“Cash for crash” fraud is a major problem on the UK’s roads and it’s a subject that has gathered a lot of attention recently from the police and the press. Until recently there have been no serious incidents involving harm to a person or persons and that is why now is a better time than any for the government to step up its efforts to eradicate Britain’s cash for crash culture.

Cash for crash is a fairly simple and all too common practice among people who see no problem in causing sensible motorists a lot of bother on the roads. It occurs when a fraudster deliberately causes an often low speed accident in order to claim for personal injuries. Typical tactics used by fraudsters include making sudden stops at roundabouts, junctions and slip roads that force the victims car to crash into the back of them. It’s a serious issue here in the UK and according to recent statistics, such crashes are part of a criminal industry which costs insurers £392m a year through false claims.
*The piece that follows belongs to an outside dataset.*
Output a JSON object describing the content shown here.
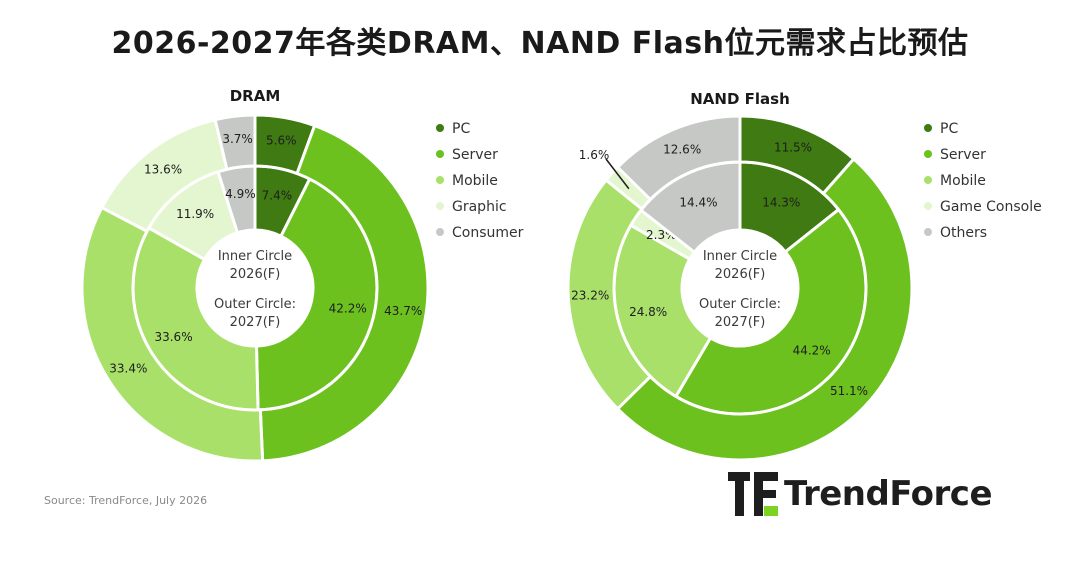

False insurance claims are common in many areas of the insurance industry but one such instance recently has left insurers and insurance customers feeling astonished at the ingenuity of criminals. Published last week in Portsmouth’s “The News” was a story that claimed a woman had blamed a non-existent seagull for the disappearance of a watch. This, according to Portsmouth researchers, is a common practice of Britain’s insurance cheats. Moreover, the Association of British Insurers (ABI) has conducted research into the behaviour of claimants and found that more than two-thirds of people either wouldn’t rule out making a false claim or would think it is acceptable to exaggerate the damage or cost of an item that is lost or stolen.

Regardless, the combined cost of committing small insurance fraud for items that cost for example, £500, would result in billions of pounds lost by insurers. The conclusion is simple: False claims, even if small, have a much larger impact than you would imagine.